[libcxx-commits] [PATCH] D108250: [libc++][spaceship] Implement std::tuple::operator<=>

Kent Ross via Phabricator via libcxx-commits libcxx-commits at lists.llvm.org
Wed Oct 6 20:23:47 PDT 2021


mumbleskates marked 4 inline comments as done.
mumbleskates added inline comments.


================
Comment at: libcxx/test/std/utilities/tuple/tuple.tuple/tuple.rel/gt_incompatible.compile.fail.cpp:24
+  // c++20 onwards
+  // expected-error at -2 0-1 {{invalid operands to binary expression}}
+  static_cast<void>(std::tuple<int, long>(1, 2) > std::tuple<int>(1));
----------------
Quuxplusone wrote:
> ldionne wrote:
> > All those `expected-error`s with `0-N` are not very strong assertions, since the test would pass even if there was no error (because 0 errors is okay).
> > 
> > The more I read those tests, the more I question their benefit. The Standard says that the program is ill-formed if the tuples don't have the same size, and we usually don't test the ill-formedness of programs (because there are so many programs that are ill-formed, and it's difficult to draw the line of where to stop).
> > 
> > At the same time, I love test coverage and I think there *is* value in testing that comparing two differently-sized tuples doesn't compile. If it did compile, I'd be worried that something is wrong in our implementation. Perhaps I would suggest the following approach in a single file:
> > 
> > ```
> > #include <tuple>
> > 
> > void f(std::tuple<int> t1, std::tuple<int, long> t2) {
> >   static_cast<void>(t1 == t2); // expected-error@*:* {{}}
> >   static_cast<void>(t1 != t2); // expected-error@*:* {{}}
> >   static_cast<void>(t1 > t2); // expected-error@*:* {{}}
> >   static_cast<void>(t1 >= t2); // expected-error@*:* {{}}
> >   static_cast<void>(t1 < t2); // expected-error@*:* {{}}
> >   static_cast<void>(t1 <= t2); // expected-error@*:* {{}}
> > }
> > ```
> > 
> > IMO this is the most concise way to test that comparing tuples with different sizes doesn't compile. It isn't strongly tied to the libc++ implementation, too, so it can live in `libcxx/test/std`. WDYT?
> IMHO, if we can't rewrite these tests to be SFINAE-friendly as in `three_way_incompatible.compile.pass.cpp` (and previous comments already indicate: no, we can't), then we just shouldn't bother with them.
> 
> I believe your suggestion's 6 instances of `// expected-error@*:* {{}}` are equivalent to just 1 instance, right?
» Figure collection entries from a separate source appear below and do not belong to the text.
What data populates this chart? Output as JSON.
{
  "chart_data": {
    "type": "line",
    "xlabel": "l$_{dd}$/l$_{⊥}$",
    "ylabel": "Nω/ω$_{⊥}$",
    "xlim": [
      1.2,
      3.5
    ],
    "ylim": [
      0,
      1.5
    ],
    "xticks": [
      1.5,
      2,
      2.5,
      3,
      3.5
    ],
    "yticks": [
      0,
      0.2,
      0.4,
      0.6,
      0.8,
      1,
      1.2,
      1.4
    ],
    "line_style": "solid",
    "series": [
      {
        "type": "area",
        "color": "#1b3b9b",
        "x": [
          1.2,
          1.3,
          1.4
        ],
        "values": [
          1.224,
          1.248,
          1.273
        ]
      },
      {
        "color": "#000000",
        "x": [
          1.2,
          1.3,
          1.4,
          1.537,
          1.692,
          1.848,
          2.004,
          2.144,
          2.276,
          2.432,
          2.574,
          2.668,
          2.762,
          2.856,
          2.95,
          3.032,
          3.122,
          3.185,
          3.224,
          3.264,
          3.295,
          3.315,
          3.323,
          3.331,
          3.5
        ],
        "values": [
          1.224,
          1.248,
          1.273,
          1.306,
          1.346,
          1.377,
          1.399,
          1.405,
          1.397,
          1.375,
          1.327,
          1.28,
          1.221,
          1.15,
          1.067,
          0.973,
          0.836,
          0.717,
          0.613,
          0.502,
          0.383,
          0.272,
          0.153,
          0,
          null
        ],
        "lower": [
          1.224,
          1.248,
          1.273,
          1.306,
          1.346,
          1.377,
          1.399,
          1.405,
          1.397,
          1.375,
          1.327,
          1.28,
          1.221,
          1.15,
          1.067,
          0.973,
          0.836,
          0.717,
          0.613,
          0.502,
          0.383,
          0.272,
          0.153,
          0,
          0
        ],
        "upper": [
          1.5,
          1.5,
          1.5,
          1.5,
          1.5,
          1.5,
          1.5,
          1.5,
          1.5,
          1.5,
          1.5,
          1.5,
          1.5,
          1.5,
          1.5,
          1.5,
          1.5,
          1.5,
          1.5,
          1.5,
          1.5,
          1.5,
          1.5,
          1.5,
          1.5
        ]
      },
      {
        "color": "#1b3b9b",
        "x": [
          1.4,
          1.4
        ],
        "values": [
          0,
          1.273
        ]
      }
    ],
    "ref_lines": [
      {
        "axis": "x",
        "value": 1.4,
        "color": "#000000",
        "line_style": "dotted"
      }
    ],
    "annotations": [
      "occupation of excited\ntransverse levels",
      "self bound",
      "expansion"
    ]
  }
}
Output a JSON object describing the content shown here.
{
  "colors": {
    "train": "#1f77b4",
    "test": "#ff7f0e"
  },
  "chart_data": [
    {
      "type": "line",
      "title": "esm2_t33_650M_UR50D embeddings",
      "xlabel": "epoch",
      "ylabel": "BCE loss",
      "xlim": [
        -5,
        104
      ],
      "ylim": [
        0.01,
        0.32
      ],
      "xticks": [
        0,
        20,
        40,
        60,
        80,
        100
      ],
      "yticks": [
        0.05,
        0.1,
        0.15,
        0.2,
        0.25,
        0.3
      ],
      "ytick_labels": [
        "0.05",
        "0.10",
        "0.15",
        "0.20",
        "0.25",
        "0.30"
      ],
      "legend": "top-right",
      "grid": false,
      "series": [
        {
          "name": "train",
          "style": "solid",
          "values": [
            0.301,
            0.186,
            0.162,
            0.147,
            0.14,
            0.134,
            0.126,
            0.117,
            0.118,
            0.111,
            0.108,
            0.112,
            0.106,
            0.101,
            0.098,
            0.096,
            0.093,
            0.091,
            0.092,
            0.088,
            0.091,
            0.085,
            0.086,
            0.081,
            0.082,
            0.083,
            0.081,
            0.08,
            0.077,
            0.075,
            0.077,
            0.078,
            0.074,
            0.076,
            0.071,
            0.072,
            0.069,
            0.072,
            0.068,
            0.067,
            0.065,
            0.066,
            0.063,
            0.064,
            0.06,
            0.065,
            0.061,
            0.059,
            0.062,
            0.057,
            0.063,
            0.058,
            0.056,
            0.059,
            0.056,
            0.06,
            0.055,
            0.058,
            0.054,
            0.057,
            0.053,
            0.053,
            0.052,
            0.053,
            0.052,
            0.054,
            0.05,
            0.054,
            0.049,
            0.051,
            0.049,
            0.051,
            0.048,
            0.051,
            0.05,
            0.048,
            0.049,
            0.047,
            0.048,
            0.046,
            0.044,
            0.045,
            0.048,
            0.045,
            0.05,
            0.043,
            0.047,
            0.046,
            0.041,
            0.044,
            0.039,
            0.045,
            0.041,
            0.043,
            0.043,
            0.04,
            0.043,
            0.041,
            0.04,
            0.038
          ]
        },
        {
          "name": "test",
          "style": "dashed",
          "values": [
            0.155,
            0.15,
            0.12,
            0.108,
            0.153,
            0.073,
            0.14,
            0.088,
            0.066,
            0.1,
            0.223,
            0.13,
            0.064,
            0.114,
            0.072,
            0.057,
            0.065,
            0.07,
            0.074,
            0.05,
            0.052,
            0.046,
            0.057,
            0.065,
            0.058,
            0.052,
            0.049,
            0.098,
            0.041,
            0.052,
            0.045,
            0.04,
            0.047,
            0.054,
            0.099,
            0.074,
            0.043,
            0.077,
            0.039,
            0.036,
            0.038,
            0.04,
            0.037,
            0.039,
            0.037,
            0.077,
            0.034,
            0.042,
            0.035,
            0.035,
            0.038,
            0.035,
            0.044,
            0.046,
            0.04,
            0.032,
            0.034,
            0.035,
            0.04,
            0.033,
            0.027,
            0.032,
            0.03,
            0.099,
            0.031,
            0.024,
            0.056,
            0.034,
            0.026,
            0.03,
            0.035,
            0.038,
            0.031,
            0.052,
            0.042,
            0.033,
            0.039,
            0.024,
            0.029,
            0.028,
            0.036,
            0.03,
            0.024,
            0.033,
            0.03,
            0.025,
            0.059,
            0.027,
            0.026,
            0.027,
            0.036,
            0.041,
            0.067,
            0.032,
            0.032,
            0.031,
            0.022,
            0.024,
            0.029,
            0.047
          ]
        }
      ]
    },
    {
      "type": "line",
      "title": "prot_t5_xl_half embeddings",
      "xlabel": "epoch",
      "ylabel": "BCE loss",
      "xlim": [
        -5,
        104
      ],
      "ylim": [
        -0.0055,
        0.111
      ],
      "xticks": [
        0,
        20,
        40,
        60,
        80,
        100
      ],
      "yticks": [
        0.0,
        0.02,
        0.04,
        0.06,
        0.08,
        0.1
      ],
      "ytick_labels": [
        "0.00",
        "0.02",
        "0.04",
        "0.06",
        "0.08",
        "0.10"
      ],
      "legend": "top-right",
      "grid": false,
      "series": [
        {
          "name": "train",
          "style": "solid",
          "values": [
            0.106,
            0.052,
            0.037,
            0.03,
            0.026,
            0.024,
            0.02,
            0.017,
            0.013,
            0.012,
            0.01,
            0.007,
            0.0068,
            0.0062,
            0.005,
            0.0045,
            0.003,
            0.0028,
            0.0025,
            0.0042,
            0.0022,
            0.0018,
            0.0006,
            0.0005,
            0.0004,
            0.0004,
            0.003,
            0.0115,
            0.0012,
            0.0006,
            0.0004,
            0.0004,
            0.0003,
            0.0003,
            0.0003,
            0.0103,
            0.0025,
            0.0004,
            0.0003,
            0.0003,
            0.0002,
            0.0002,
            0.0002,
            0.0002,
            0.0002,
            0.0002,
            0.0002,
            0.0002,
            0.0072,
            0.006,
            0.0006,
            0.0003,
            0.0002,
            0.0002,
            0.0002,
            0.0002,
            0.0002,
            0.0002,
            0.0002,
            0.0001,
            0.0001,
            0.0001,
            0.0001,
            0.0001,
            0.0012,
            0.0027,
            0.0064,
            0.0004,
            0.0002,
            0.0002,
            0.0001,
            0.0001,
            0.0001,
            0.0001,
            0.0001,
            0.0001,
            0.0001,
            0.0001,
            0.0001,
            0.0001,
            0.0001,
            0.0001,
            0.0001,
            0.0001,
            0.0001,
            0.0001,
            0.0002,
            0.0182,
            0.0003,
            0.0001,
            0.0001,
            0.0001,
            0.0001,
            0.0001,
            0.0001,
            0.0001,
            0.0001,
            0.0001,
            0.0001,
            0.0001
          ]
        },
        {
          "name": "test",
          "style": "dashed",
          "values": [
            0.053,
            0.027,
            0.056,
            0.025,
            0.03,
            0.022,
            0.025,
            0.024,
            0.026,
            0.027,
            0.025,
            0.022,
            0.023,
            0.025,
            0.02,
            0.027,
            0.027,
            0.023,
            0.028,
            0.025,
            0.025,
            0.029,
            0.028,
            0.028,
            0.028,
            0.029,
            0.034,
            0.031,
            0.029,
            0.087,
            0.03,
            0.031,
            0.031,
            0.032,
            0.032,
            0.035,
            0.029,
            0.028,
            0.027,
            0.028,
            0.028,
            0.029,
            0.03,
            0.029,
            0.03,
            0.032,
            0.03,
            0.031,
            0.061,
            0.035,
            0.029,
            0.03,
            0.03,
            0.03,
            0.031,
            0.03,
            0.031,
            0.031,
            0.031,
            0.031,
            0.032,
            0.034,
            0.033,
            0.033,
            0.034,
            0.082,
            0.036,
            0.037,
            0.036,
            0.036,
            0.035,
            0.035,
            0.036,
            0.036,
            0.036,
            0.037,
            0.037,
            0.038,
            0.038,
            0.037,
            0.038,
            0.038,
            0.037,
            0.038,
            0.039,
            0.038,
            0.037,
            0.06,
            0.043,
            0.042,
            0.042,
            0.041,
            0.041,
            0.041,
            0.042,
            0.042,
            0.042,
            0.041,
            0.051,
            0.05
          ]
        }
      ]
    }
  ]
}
Because if you're saying `@*:*` then it doesn't really matter what line(s) you put the comment on. But I agree that splitting that test into 6 different test files seems like overkill.
Okay, I've tried consolidating these tests into a single compilation failure verify test for all six small operators as ldionne showed, and retained the SFINAE compile.pass test for three-way comparison.

This raises a new problem: when you test both `==` and `!=`, they hit the same static_assert and are consumed by the same error expectation, so only 5 errors are emitted for the 6 operators.

I agree with the idea that these should have less specific error expectations, but I am recalling the reasons I originally split these into their own files. I don't know enough about llvm-lit to know the best way to make this work without doing that, or if I should indeed just give up and make it one file per operator again.